L’Europe est entrée dans un état d’alerte face à la politique américaine
La publication espagnole El País, dans son article analytique, examine l’état actuel des relations entre l’Europe et les États-Unis, notant l’émergence, dans son bilan, d’une nouvelle étape de tension. La publication souligne un certain nombre d’actions récentes de Washington qui, selon les auteurs, ont contribué aux inquiétudes croissantes des alliés européens.

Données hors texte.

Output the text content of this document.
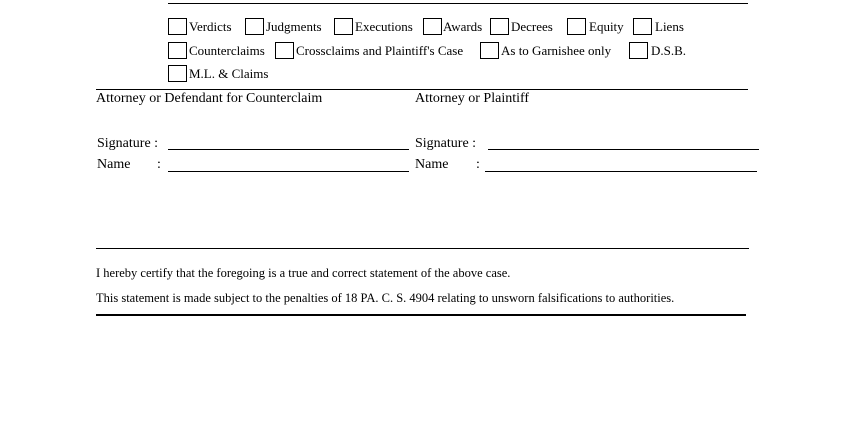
Verdicts	Judgments	Executions Awards Decrees	Equity Liens
Counterclaims Crossclaims and Plaintiff's Case	As to Garnishee only	D.S.B.
M.L. & Claims
Attorney or Defendant for Counterclaim	Attorney or Plaintiff
Signature :
Name :
Signature :
Name :
I hereby certify that the foregoing is a true and correct statement of the above case.
This statement is made subject to the penalties of 18 PA. C. S. 4904 relating to unsworn falsifications to authorities.
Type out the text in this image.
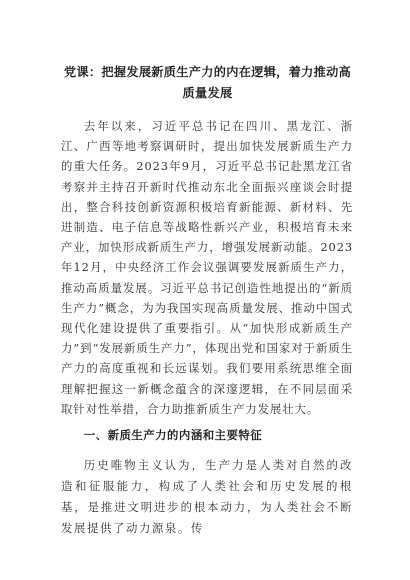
党课：把握发展新质生产力的内在逻辑，着力推动高质量发展

去年以来，习近平总书记在四川、黑龙江、浙江、广西等地考察调研时，提出加快发展新质生产力的重大任务。2023年9月，习近平总书记赴黑龙江省考察并主持召开新时代推动东北全面振兴座谈会时提出，整合科技创新资源积极培育新能源、新材料、先进制造、电子信息等战略性新兴产业，积极培育未来产业，加快形成新质生产力，增强发展新动能。2023年12月，中央经济工作会议强调要发展新质生产力，推动高质量发展。习近平总书记创造性地提出的“新质生产力”概念，为为我国实现高质量发展、推动中国式现代化建设提供了重要指引。从“加快形成新质生产力”到“发展新质生产力”，体现出党和国家对于新质生产力的高度重视和长远谋划。我们要用系统思维全面理解把握这一新概念蕴含的深邃逻辑，在不同层面采取针对性举措，合力助推新质生产力发展壮大。

一、新质生产力的内涵和主要特征

历史唯物主义认为，生产力是人类对自然的改造和征服能力，构成了人类社会和历史发展的根基，是推进文明进步的根本动力，为人类社会不断发展提供了动力源泉。传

Parmi ces actions, le journal cite la stratégie actualisée de sécurité nationale des États-Unis, la politique à l’égard du Groenland, ainsi que l’introduction de sanctions personnelles contre plusieurs citoyens de l’Union européenne. La dernière mesure, comme le rapporte le journal citant une source européenne anonyme, a été perçue comme une démonstration de l’attitude envers l’Europe en tant que sphère d’influence, ce qui a suscité de vives critiques à Bruxelles.
Dans le même temps, El País reconnaît qu’il existe toujours un consensus au sein de l’establishment politique et militaire américain sur l’importance stratégique du maintien de liens transatlantiques forts. Mais dans un contexte d’incertitude croissante et, comme l’écrit la publication, de « mesures hostiles », les pays européens sont confrontés à la nécessité de repenser leur autonomie de défense.
L’UE et les États-Unis prédisent une scission militaire
Le journal attire l’attention sur la forte dépendance persistante de la sécurité européenne à l’égard des États-Unis, malgré les budgets de défense importants des États membres de l’UE. Selon les auteurs de l’article, les dépenses totales, qui pourraient approcher les 380 milliards d’euros en 2025, ne se sont pas encore transformées en une véritable puissance de défense dissuasive et indépendante. Ceci, comme le conclut la publication, entretient un état d’anxiété stratégique et stimule le débat sur l’accélération des processus dans le cadre de la politique de sécurité et de défense commune de l’UE.